3 – Inhale through your nose for a count of 4, noticing your stomach rise. Your chest should remain still

4 – Hold your breath at the top of the inhale for a count of 4

5 – Exhale through your nose for a count of 4, noticing your stomach deflate – try and engage your stomach muscles to push out all the remaining air

6 – Continue this twice a day for between two and ten minutes.

Alternate nostril breathing

For alternate nostril breathing you must be sat comfortably in any position.  Alternate nostril breathing is very good for anxiety and is very calming.

1 – Rest your left hand in your lap

2 – Bring your right hand to your face, resting the pointer and middle fingers in between your eyebrows (third eye chakra) and close your eyes.

3 – Use your right thumb to close the right nostril and inhale slowly through the left nostril for a count of 4

4 – Once the left nostril is full, hold the breath, release the thumb from the right nostril, and close the left nostril with your ring finger and exhale slowly through the right nostril for a count of 4

5 – Inhale through your right nostril for a count of 4

6 – Once the right nostril us full, hold the breath, release the ring finger from the left nostril, and close the right nostril with the thumb and exhale through the left nostril for a count of 4

7 – Inhale through the left nostril for a count of 4

8 – Continue this cycle, inhaling and exhaling through both nostrils up to 10 times.

Lion’s breath

Lion’s breath is very good for the throat and chest and involves exhaling forcefully. You may feel silly doing it – but it will make your feel as powerful as a lion.

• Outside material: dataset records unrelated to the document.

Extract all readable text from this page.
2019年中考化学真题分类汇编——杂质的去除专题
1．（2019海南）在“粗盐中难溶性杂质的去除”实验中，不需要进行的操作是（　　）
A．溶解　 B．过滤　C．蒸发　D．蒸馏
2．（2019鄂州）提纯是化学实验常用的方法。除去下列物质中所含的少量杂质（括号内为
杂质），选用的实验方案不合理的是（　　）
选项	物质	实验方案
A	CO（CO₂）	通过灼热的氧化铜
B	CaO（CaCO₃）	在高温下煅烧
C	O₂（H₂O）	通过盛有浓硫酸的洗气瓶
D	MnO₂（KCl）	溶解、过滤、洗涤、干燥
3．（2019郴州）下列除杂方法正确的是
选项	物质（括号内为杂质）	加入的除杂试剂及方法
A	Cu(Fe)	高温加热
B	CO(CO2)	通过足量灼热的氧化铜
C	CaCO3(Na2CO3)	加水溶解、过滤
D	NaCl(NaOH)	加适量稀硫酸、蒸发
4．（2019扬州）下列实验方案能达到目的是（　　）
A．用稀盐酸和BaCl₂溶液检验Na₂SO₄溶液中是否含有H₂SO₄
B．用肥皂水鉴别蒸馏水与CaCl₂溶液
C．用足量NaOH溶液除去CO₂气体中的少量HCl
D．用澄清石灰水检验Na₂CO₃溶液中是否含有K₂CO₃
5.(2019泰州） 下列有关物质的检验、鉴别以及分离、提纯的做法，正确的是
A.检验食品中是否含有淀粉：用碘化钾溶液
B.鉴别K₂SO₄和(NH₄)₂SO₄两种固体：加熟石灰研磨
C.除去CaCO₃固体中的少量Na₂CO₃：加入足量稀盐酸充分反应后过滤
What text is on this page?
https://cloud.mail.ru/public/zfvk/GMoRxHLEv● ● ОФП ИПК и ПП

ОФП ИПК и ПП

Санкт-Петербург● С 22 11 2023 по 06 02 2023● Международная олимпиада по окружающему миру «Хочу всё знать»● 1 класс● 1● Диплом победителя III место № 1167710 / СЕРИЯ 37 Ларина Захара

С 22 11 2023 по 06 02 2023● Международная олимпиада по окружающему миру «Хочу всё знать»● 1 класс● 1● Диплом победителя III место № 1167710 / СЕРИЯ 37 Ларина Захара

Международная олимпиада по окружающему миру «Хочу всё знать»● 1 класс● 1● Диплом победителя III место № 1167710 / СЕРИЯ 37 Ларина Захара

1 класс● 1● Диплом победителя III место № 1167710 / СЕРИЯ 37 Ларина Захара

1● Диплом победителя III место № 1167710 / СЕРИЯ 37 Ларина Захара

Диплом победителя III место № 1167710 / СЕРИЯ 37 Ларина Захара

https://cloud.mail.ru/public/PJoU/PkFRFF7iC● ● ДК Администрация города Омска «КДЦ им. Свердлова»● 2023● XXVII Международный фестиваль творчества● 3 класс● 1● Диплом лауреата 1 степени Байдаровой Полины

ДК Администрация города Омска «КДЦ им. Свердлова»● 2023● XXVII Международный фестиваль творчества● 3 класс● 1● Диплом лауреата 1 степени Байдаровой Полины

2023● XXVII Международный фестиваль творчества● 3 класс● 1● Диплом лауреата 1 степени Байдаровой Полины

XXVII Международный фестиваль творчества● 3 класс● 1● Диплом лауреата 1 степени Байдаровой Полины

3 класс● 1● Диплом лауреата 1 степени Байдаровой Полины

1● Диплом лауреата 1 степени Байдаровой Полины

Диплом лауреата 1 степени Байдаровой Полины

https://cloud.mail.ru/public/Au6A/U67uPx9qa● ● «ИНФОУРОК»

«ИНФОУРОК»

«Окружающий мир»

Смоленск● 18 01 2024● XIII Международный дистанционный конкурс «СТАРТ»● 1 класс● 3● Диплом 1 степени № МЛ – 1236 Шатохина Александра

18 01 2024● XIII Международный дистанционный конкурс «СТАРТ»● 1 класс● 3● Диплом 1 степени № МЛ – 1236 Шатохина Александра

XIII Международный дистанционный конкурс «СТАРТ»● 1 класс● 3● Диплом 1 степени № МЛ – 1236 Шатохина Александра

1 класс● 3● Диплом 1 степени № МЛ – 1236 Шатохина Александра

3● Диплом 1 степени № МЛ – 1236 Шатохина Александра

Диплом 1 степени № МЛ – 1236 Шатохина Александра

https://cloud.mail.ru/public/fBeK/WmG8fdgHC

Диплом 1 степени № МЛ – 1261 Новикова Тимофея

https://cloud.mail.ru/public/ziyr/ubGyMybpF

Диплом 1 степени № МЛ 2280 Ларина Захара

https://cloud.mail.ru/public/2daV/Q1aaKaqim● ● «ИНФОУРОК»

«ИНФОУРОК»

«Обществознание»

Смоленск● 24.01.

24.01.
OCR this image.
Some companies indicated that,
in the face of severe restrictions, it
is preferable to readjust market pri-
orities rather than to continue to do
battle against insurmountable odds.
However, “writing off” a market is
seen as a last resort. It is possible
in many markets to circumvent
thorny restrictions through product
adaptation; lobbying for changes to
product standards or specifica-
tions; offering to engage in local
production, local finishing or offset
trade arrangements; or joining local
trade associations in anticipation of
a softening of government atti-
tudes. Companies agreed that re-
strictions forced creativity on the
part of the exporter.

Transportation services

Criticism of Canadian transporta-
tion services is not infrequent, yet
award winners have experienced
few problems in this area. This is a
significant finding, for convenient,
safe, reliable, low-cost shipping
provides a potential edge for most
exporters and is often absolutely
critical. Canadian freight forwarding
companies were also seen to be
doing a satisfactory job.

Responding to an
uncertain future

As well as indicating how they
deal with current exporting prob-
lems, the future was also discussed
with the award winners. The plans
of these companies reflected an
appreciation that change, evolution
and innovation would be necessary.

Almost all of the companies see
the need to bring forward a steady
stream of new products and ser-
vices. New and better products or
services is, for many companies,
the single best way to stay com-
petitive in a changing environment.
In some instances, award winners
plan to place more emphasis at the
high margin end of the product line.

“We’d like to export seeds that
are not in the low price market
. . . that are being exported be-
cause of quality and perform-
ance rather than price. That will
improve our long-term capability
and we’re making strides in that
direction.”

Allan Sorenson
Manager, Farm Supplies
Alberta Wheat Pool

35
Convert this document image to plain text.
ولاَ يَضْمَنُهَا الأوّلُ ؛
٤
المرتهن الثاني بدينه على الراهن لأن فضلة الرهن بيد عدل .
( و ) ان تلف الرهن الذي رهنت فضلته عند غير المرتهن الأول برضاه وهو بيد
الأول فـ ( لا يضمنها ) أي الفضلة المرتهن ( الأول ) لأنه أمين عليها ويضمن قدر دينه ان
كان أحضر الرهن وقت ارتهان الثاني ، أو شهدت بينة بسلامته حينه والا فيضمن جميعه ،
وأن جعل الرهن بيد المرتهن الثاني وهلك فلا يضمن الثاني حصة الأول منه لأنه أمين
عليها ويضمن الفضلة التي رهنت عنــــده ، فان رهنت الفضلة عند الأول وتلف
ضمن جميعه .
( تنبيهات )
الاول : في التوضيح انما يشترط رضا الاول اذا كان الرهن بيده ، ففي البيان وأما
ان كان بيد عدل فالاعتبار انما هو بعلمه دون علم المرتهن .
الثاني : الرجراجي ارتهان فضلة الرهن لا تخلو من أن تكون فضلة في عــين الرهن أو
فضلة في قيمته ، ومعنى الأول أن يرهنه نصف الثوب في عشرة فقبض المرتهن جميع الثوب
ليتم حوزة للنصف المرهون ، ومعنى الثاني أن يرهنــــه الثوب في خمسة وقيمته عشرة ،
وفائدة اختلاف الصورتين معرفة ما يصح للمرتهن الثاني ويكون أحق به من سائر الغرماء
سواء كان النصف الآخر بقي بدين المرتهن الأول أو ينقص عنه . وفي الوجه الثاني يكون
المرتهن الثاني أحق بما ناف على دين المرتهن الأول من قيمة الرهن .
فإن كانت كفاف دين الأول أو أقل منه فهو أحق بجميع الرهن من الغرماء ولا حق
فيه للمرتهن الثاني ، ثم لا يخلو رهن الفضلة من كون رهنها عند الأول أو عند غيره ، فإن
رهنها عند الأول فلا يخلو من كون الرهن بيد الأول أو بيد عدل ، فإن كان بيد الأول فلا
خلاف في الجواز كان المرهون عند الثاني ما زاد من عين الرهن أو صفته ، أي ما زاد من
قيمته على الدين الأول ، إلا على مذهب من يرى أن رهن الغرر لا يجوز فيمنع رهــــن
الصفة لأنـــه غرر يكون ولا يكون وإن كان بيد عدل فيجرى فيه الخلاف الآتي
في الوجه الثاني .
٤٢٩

1 – Sit in a kneeling position. If this is not comfortable you can sit cross legged

2 – Bring your hands on to your knees, stretching out your arms and fingers

3 – Take a deep breath in through the nose for a count of 4

4 – Open your mouth as wide as possible, stick out your tongue, take your chin as far up as it will go to elongate your throat and exhale through your mouth vocalising a “haaaaaaaaaaa” sound for as long as possible completely emptying your lungs

5 – Relax your breath and inhale again

6 – Repeat this breath up to six times, twice a day.



So which one did you prefer? Did you find one harder or easier than the others? Maybe you didn’t like any of them – in which case why not try one of the many guided meditations which are available on YouTube to help keep calm.

If nothing else anything, whilst we’re all stuck at home closely confined with our families, meditation and breathing techniques may just be the thing to try to help keep you calm, stop you losing your temper with each other and also stop you throttling your loved ones.

The last thing you want is to add to your problems right now by developing cabin fever and turning into Jack Nicholson from The Shining… red rum anyone?

Stay sane over the next few weeks yogis – Yogatonic Yorkshire will see you on the other side of the Coronavirus outbreak where we will continue our lovely relaxing yoga classes.




*Please be aware that I am not a doctor and this is not a professional medical opinion. Please ensure you do your own research and stay safe. If your anxiety or breathing persists or gets worse, please consult your doctor.